DETAILS: Henry Hill, the mobster turned FBI
informant you portrayed in Goodfellas, died in June. To prepare
for the role, you listened to Hill reminiscing about his life. What do
you remember from the tapes?
Ray Liotta: He was eating the whole time! I thought he was kind of annoying, just chomping on these loud potato chips. I met him once with his brother in a bowling alley in Sherman Oaks. His brother looked serious. A serious dude who did serious things. And years later I saw Henry drunk and really messed-up in Venice Beach. He had a rough life.
DETAILS: In the mob flick Killing Them Softly, you get beaten to a pulp in the pouring rain for several minutes. At 57, aren't you getting too old for that shit?
Ray Liotta: It was a whole night of work. It's not that I wouldn't have used a stunt double, but the double they gave me had just had hip surgery and was 15 years older than me—I wasn't going to let him do stuff I could do. But it wasn't painless. You're soaking wet, they change the shot, you dry off, and the rain comes on again.
DETAILS: It looked brutal. Did you get battered and bruised?
Ray Liotta: Not a scratch. And the guy who did the beating-up had never done it before—and then his back hurt, so he was a little pussy. That's what's frustrating, when you know you can beat up the guy who's supposed to beat you up.
DETAILS: Wait, you've said you haven't been in a
real fight since the seventh grade.
Ray Liotta: Yeah, that's true. And that one was over cafeteria food—really stupid, like most fights.
DETAILS: I'm interested in a movie you starred in last year with Christian Slater called The River
Ray Liotta: Never saw it! I haven't seen about half the movies I've done. You know, you've got to make a living, but some I don't get a good vibe with. I definitely had my time, the first eight, nine movies I did. I was making a good living. But it's a whole different business now. And I haven't had that kind of opportunity as of late—not parts like Goodfellas or Narc. Who knows, it might happen with Killing Them Softly. And I've got a really, really good one called The Iceman that's coming out. I play this Mafia guy. You just have to hang in there, you really do. What do they say? "What God does for others, He shall also do for me"? He just better fucking make it quicker.
DETAILS: Anything you regret about your career so
Ray Liotta: Some of the independent movies I could easily do without. I remember talking to a really big old-time movie star, and he said, "The best way to do it is you pick the worst movie out there—they'll pay you some money, and you hope it'll just disappear." Sometimes that's not a bad philosophy.
DETAILS: What's the dream scenario?
Ray Liotta: Probably that Woody Allen wants to meet me. I just watched the documentary on him. He's so open and honest about what it is that he does. Talk about someone who doesn't take it too seriously. From what I gather, you just go in to see him, he nods his head, and you're off to work.

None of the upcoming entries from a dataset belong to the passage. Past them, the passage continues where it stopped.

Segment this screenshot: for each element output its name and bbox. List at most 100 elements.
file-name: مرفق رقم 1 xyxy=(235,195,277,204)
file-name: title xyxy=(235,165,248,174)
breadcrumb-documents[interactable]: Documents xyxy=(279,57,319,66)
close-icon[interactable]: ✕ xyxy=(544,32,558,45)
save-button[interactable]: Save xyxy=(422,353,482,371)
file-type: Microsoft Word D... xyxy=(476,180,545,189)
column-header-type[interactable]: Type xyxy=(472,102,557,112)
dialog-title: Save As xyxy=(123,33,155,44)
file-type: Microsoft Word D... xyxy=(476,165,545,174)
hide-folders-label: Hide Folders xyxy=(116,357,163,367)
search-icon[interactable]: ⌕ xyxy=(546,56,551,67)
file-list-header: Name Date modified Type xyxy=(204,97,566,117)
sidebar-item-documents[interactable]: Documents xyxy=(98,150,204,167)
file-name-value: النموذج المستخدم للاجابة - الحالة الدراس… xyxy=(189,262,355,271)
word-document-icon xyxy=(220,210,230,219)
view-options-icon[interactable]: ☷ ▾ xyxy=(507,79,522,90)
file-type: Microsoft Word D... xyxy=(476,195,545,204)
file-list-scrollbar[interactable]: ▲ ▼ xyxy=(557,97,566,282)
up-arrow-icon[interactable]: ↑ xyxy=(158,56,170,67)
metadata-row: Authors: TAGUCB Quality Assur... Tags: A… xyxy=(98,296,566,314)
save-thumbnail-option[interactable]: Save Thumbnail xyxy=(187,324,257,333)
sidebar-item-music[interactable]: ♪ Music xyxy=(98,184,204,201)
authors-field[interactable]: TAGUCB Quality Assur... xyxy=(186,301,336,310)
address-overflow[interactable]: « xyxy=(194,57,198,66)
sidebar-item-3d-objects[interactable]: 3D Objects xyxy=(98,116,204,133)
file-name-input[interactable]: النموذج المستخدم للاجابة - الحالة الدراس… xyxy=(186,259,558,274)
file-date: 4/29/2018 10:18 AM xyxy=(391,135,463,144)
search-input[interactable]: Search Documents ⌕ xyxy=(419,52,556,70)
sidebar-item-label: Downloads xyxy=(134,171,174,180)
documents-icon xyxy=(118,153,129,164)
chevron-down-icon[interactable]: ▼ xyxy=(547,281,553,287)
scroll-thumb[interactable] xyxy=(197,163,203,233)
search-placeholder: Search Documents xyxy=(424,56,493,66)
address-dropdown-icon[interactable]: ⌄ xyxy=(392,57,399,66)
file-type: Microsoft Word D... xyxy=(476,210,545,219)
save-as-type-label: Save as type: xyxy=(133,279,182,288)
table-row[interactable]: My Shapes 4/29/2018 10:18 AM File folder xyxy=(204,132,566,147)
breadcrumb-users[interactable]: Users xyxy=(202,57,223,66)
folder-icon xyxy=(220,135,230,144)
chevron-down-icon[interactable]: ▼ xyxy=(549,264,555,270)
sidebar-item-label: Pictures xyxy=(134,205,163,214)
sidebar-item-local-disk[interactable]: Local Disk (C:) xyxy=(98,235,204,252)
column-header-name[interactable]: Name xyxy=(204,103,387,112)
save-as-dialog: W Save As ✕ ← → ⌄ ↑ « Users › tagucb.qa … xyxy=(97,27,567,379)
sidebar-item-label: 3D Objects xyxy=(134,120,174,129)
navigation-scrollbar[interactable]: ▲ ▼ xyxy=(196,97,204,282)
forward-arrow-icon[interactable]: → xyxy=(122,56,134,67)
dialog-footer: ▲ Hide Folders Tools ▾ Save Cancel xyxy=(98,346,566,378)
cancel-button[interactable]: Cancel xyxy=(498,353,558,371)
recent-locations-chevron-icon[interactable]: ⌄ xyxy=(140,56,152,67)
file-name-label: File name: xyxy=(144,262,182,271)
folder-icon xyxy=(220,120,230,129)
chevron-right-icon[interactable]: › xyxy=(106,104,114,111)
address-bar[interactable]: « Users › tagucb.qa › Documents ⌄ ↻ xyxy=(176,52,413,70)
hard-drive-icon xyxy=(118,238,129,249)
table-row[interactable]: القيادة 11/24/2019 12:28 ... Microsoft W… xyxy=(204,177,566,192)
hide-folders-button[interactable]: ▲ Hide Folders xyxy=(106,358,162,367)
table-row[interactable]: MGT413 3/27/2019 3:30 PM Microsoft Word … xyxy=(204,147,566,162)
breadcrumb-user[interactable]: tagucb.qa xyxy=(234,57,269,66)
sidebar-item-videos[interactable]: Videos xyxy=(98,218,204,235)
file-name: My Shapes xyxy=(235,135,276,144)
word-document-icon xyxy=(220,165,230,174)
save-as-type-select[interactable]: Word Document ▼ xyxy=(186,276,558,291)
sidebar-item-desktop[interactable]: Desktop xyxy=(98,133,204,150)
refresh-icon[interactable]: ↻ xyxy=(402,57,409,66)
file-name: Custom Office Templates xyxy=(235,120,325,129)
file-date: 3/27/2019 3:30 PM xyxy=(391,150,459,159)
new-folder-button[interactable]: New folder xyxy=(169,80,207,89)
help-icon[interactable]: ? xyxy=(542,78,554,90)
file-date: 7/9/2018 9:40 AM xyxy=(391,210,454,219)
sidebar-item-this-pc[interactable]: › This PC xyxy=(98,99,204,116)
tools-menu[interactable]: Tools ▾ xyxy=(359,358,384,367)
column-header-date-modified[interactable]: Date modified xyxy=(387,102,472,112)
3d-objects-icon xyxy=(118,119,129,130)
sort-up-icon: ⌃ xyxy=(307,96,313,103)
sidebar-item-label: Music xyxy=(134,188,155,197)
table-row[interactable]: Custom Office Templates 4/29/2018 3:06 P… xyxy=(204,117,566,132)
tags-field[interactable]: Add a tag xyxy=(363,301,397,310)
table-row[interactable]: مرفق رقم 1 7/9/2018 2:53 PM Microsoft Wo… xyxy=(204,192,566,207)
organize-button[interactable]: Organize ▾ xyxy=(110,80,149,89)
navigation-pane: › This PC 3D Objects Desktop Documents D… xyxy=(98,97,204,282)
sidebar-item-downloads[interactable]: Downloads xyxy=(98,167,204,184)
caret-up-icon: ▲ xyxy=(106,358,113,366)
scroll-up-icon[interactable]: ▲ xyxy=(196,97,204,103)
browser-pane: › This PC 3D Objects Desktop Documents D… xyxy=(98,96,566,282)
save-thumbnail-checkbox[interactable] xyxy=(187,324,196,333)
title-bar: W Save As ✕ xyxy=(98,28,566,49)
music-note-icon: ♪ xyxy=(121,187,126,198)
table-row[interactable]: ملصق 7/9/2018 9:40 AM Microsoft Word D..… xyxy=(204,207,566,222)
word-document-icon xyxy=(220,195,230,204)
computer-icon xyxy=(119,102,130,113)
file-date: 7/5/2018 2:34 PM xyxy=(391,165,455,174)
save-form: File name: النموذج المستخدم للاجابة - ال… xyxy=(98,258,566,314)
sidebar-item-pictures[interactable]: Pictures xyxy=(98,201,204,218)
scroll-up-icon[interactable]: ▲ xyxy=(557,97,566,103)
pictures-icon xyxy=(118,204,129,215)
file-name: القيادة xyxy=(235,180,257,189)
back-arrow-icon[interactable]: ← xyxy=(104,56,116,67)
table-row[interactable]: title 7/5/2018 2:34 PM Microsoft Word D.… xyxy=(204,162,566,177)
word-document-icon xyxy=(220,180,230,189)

DETAILS: Your parents were both involved in New
Jersey politics, and your father ran for office but didn't win. Is
politics a topic that gets you riled up?
Ray Liotta: No. I pay attention to it, but I agree with the adage that politics is the best way to get into an argument. I usually don't like to talk a lot—I ask questions of other people and get them going, but I'd much prefer somebody else do the yapping. There's an actor I know who just doesn't shut the fuck up. He just goes on and on and on. That's true for a lot of them.
DETAILS: Can you tell me which actor you're referring to?
Ray Liotta: I'm not gonna tell you who it is.
DETAILS: I can at least assume you're not talking
about Robert De Niro. I've heard that while filming Goodfellas,
he barely talked to you.
Ray Liotta: I don't know anything about the guy or his behavior. He would pretty much do his take and go back to the trailer. I can't say I became friendly with the guy. I mean, we say hello. "Hey, how you doing?" A little hug. But nothing more.
DETAILS: What line from that film do guys yell at
you the most?
Ray Liotta: Joe Pesci's line, "You think I'm funny?!" I get that and "Karen!" Just,"Kaa-ren"—exactly the way I said it.